I knew this guy who caused some serious damage to his relationship. His fear of losing his partner became greater than loving his partner.
He decided to seek help for the relationship and his lady agreed to the plan. They began attending couple sessions. The instructor encouraged power thinking by engaging couples in exercises to measure relational level, identify commonalities, the variations of differences, and projects that engaged couples in working together in order to stabilize the relationship.
At first, the guy appeared to be fine with the sessions, until the instructor performed a 4 week assessment of each couple. The instructor explained to the guy how he had not done a great job in the healing process for the relationship, how to remove the constant reminder of his indiscretions and how to incorporate more daily actions in healing the relationship.
The guy became angry, and extremely emotional. He stormed around the room and babbled some curse words. The instructor remained calm and told him to let it out, but the guy walked out of the session with his apologetic, yet emotionally injured partner in tow.
Everyone in the room knew they were not coming back. What adult storms out of a room, not as the victim, but as the one who damaged the relationship? It was because of him they were in the sessions to begin with.
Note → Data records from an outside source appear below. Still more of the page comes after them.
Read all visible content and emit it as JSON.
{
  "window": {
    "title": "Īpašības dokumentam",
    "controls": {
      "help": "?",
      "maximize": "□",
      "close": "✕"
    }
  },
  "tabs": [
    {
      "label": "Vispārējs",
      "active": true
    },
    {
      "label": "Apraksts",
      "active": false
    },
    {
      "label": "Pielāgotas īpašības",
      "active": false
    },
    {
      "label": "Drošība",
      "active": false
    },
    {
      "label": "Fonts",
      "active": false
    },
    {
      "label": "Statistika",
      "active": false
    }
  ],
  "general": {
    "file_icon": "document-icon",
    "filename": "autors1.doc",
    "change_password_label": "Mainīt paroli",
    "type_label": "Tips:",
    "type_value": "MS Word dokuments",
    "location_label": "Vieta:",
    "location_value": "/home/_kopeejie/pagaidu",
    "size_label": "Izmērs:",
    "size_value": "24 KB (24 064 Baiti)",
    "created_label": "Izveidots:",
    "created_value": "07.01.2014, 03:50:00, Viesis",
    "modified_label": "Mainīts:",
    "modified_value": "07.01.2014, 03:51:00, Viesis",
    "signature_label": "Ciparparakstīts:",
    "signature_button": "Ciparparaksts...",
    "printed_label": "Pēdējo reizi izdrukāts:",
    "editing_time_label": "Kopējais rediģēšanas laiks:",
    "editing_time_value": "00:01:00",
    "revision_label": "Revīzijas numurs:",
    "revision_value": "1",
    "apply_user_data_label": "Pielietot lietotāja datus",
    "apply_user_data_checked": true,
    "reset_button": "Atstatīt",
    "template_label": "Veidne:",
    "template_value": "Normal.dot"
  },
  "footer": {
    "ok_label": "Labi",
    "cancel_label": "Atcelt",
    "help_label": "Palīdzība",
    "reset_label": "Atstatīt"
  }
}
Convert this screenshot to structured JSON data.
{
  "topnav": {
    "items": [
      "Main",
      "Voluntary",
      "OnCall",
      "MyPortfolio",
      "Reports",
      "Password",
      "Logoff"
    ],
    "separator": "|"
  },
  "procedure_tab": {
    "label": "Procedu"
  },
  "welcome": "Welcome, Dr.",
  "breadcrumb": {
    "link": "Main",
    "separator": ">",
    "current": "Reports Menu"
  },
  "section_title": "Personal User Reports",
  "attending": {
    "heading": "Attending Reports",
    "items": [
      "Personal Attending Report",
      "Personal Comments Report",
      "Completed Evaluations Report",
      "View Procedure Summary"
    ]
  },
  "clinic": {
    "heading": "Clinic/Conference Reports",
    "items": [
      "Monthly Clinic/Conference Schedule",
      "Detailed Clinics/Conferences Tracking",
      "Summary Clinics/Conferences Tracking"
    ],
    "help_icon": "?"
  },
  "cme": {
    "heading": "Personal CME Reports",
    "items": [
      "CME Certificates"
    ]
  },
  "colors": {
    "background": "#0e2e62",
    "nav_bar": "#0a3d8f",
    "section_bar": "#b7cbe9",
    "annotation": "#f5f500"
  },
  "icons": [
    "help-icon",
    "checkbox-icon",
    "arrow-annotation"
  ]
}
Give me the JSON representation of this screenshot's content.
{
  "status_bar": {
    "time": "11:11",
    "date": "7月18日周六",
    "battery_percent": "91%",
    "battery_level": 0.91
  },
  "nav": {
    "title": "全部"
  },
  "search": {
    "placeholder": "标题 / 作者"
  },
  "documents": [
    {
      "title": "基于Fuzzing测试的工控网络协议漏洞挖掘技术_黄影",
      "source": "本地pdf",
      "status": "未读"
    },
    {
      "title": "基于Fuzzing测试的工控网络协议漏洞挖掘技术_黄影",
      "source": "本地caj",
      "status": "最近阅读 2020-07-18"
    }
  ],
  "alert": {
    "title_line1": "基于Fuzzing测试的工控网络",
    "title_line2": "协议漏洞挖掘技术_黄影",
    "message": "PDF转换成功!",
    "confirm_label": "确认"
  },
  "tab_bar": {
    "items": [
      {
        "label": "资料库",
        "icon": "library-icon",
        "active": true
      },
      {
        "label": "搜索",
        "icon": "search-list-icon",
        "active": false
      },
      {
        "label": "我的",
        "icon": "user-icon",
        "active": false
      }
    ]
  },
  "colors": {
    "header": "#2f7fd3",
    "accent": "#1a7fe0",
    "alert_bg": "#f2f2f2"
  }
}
Surprising, they returned to the next weekly session, but the guy was shut down, uncooperative, and his responses were poorly communicated, long winded, condescending and unintelligible after every exercise. For a while, I thought the poor woman was in love with a guy with some sort of mental disability.
The next two sessions, he continued to be disagreeable, to the point where the session’s agenda was sidetracked. It became apparent he was sabotaging the sessions.
If his partner said one thing, he was mostly always in disagreement, and saw things differently, which was not a problem— providing his responses were logical and made sense. They did not. There was a contradiction in practically everything he said. He was so focused on being negative, that his responses were not well thought out.
For example, the instructor engaged the class in an empathy exercise. The objective was clear— to answer a set of questions in the mind of your partner. You had to respond as if your partner was responding— not as you thought the response should be. It was like walking in the shoes of your partner.
No couple in the room got a perfect score. The guy and his partner finished with a grade of 50%. When the instructor went around the room asking for input about the overall exercise the lady of the guy said, “We don’t know each other as well as we thought we did”.
The guy spoke up and said something like, 50% was a good grade and they knew each other just fine. The instructor asked him, if the exercise was a scholarly test, would 50% be passing? The guy answered no, and came back with, “But with a relationship this grade is different. It shows we know enough about each other, but we just don’t like what we know”.
The instructor proceeded to ask the guy if he and his partner answered the questions honestly. (We knew the answer was yes, because every couple graded each other’s response.)
Seeing things through the eyes and mind of his partner was the point. He missed the point. Every session we observed this guy relive his indiscretions again and again. His partner was constantly reminded of why she didn’t trust him, by him saying she did not trust him.
The instructor explained that it is very difficult to build the relationship in the areas of trust if you constantly accuse your partner of not trusting, especially when you caused the breach. Your partner cannot trust when you have the same behaviors, and giving your word alone is not enough.
You must make an orchestrated effort to rebuild trust like, calling throughout the day, and making your life as transparent as possible. Saying the words, “I am sorry” with deep and sincere felt emotion. Making every day count where your injured partner feels your pain as you bear the pain you have caused.
Rather than providing her security and showering her with all the love he had, he wanted her to trust him, simply because he said so. He also stopped making a higher salary and wanted her to accept his salary reduction, because he wanted to work less. So not only did he do damage to the relationship, but he also decreased the financial income of the relationship. His value as a partner was on the decline.
The guy began to complain saying he did not see the value of the sessions, and he did not see any improvement from his partner. She asked him point blank— “Are you saying I am not trying”? He never answered her.
The guy got up and walked out of the session, again, with his lovely partner in tow, yet disappointed and embarrassed again.
It was then the instructor said, “The demonstration you have just witnessed was a classic example of no empathy. The guy is solely focused on his problem and is looking for an immediate solution for the layers of damage he has created. He destroyed not only his partner’s trust, but he severed the communication, emotional intimacy, the sexual intimacy, and his partner is continually reliving the pain, because every session he accuses her of distrust. The question is what has he given her to replace the distrust”?
He was so focused on her needing to trust him, that he didn’t focus on how to help her to trust him. He was so focused on the fear of losing her, that his fear overshadowed his love for her.
The couple never returned. He rejected a process to help him to get his relationship over the pain he caused, all because his fear of losing her was greater than the love he had for her.